Starmer donnera son veto aux grandes entreprises sur le « nouvel accord » du Labour pour les travailleurs
Le « New Deal pour les travailleurs » était déjà, au mieux, maigre

Une autre fuite du parti travailliste dans le journal patronal, le Financial Times (FT), confirme les révoltes dégoûtantes de Keir Starmer sur les droits des travailleurs.
Une fuite le 1er mai avait déjà signalé une orientation favorable aux entreprises. Maintenant, un autre affirme que le parti mènera une consultation « complète et globale » avec les entreprises sur le « New Deal pour les travailleurs ».

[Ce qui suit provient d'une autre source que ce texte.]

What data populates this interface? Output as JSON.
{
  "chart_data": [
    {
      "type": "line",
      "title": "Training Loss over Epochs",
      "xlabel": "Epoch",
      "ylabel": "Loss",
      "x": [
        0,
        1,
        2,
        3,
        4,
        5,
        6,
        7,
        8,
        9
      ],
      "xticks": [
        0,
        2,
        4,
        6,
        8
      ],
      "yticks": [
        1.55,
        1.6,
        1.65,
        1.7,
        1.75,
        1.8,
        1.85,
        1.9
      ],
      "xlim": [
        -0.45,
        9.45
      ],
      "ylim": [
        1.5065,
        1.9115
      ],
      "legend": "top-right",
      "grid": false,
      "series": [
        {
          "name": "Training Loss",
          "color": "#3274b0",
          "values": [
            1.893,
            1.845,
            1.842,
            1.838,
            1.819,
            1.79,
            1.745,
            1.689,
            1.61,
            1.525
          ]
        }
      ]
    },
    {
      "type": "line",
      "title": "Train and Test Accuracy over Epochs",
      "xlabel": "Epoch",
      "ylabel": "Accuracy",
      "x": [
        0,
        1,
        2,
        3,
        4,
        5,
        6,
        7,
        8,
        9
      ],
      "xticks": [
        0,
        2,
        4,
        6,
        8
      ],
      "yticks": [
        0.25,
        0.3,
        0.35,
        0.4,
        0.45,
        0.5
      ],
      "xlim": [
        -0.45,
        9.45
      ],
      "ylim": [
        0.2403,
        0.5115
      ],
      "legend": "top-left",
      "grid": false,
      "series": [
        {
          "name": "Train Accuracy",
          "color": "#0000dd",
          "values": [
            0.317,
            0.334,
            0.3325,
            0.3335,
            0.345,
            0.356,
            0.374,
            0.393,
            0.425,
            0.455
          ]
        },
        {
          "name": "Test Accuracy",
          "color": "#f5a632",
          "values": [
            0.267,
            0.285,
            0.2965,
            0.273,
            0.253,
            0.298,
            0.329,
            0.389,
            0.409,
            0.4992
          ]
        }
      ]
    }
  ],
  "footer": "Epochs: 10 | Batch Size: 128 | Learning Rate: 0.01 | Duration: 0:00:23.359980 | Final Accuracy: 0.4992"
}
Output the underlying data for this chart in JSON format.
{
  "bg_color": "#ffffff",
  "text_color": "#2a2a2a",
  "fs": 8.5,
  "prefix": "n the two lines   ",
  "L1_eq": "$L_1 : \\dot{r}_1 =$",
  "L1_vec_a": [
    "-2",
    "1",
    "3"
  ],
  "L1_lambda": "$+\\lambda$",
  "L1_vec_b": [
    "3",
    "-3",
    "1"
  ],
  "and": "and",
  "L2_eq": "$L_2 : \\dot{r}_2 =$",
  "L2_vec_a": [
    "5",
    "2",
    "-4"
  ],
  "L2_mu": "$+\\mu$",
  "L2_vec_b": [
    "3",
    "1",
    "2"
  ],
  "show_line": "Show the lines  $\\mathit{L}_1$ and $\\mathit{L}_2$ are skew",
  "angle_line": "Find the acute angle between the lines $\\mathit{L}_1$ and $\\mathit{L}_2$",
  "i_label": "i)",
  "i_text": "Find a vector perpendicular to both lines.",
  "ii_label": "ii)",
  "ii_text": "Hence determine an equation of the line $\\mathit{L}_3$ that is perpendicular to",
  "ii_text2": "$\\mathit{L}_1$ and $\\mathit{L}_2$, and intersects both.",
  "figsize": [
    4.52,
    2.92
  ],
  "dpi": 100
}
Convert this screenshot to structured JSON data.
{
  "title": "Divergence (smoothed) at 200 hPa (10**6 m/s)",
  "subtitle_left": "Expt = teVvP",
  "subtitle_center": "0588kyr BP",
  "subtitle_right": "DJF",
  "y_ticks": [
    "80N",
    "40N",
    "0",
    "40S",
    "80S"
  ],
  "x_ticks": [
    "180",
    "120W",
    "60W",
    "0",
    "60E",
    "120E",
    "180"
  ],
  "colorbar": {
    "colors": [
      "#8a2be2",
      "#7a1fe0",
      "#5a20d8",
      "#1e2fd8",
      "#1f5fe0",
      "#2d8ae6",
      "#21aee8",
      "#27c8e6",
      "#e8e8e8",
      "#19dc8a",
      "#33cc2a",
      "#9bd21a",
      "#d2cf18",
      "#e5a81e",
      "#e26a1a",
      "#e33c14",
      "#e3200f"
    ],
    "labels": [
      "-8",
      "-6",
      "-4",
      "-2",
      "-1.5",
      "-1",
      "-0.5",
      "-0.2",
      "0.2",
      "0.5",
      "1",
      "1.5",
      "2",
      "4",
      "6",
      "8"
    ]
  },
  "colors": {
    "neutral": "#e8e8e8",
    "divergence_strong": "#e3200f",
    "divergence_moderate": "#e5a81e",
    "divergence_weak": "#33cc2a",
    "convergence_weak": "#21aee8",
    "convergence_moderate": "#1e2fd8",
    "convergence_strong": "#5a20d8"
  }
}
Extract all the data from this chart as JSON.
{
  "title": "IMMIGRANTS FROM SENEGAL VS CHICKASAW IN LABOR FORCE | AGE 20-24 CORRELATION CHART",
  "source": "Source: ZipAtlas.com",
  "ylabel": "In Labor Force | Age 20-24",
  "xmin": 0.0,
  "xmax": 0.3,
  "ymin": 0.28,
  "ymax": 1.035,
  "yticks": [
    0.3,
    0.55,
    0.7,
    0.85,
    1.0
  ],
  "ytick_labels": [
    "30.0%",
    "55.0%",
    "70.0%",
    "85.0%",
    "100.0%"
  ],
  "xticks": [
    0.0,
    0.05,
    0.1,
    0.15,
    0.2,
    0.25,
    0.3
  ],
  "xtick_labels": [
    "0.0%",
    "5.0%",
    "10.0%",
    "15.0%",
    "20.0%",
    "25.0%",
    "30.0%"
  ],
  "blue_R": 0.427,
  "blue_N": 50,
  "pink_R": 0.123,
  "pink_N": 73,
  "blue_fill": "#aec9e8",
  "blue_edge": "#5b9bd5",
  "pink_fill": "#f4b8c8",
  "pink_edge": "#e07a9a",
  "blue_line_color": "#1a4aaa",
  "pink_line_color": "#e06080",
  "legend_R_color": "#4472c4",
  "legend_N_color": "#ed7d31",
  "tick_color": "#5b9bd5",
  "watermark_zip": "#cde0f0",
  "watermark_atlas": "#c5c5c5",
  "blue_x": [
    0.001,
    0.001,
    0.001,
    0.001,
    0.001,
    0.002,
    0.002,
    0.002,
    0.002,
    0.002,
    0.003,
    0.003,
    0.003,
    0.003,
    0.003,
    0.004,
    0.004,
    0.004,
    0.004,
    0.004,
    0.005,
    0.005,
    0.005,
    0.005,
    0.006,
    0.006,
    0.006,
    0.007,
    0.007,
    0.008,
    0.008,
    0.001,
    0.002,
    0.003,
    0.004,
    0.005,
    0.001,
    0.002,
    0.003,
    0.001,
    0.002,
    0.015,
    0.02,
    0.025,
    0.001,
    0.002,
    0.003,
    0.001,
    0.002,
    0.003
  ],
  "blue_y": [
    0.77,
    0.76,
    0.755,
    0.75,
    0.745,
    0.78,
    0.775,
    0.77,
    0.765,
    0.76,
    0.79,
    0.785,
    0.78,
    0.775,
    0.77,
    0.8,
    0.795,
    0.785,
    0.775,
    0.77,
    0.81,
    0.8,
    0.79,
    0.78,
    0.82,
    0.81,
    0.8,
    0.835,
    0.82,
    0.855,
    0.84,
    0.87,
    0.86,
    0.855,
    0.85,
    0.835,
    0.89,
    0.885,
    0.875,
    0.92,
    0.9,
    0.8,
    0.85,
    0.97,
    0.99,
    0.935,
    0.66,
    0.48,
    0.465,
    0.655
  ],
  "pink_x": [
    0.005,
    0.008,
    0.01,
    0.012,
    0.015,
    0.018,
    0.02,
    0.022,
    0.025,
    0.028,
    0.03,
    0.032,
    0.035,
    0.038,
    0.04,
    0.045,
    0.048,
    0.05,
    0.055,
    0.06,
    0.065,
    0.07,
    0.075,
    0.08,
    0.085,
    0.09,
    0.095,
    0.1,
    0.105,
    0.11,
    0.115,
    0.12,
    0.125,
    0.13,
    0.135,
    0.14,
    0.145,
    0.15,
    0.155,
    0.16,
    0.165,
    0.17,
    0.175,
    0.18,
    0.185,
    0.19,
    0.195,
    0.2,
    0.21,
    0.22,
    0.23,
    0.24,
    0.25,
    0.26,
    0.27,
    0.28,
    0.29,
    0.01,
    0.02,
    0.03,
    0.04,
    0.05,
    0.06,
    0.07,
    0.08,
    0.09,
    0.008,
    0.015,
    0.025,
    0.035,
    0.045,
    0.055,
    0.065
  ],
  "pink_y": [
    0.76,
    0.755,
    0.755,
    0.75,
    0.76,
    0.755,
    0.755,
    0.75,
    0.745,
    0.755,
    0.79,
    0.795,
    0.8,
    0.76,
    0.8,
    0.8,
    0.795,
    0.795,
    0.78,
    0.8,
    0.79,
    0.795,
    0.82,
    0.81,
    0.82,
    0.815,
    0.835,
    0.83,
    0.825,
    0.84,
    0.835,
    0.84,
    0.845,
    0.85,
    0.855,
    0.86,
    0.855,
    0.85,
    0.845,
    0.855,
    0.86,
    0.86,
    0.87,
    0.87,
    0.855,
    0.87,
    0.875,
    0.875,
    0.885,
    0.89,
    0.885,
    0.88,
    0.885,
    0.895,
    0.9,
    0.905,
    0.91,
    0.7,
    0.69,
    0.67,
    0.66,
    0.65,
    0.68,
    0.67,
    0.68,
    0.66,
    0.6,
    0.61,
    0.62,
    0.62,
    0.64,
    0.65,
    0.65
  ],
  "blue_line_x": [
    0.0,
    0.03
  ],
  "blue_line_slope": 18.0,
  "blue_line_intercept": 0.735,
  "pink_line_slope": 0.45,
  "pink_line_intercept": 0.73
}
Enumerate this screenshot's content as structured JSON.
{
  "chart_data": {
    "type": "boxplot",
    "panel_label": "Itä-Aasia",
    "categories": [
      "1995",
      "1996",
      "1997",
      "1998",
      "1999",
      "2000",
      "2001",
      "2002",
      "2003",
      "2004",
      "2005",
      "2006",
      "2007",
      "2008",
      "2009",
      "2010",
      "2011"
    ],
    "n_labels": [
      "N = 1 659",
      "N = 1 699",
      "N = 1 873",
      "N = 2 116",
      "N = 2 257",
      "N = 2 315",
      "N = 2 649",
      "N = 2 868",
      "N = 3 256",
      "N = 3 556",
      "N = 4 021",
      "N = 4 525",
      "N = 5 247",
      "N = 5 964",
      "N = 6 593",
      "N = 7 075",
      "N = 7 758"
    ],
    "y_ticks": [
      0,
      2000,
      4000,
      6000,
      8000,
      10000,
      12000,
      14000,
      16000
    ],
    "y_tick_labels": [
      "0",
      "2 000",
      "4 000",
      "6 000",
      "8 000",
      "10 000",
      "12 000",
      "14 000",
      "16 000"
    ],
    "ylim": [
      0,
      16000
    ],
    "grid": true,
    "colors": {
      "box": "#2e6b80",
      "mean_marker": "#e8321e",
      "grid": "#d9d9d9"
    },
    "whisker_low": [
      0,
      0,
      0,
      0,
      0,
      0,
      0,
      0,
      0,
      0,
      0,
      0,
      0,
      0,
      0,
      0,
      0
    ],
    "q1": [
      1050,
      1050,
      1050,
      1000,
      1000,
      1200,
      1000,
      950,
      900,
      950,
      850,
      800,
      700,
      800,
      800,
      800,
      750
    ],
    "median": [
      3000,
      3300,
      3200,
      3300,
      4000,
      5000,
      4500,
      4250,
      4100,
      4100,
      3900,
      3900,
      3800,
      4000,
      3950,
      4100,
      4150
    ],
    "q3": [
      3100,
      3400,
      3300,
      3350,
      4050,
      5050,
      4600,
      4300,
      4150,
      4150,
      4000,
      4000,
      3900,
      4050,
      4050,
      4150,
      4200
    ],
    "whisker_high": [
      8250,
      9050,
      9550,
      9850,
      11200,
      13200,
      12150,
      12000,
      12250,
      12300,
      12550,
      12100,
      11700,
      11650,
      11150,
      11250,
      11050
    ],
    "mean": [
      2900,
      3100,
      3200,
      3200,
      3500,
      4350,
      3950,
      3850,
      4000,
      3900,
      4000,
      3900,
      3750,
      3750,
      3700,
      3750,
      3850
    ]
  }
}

En 2021, le Parti travailliste a promis des politiques comprenant l’interdiction des contrats zéro heure et un « droit à la déconnexion », regroupés dans un « projet de loi sur les droits du travail » qu’il présenterait dans les 100 jours suivant son entrée en fonction. Le paquet – maigre à son meilleur – promettait également d’accorder aux travailleurs une protection complète de l’emploi dès le « premier jour » d’un nouvel emploi.
Ces trois promesses ont été tenues selon le FT cette semaine. Les travaillistes s’engageront désormais à « lancer le processus législatif » dans les 100 jours s’ils remportent les prochaines élections générales, affirmant qu’ils ne « publieront que des projets de propositions législatives » dans ce délai.
Les droits complets dès le premier jour dans un emploi seront soumis à des périodes d'essai d'une durée indéterminée, l'interdiction des contrats zéro heure ne s'appliquera qu'aux contrats « d'exploitation », et la négociation collective – les syndicats ayant le droit de négocier les conditions dans l'ensemble d'un secteur – ne s’appliquera qu’aux soins sociaux.
Concernant son engagement à interdire les licenciements et à réembaucher, le parti déclare désormais : « Il est important que les entreprises puissent se restructurer pour rester viables et préserver leur main-d’œuvre lorsqu’il n’y a véritablement aucune alternative. »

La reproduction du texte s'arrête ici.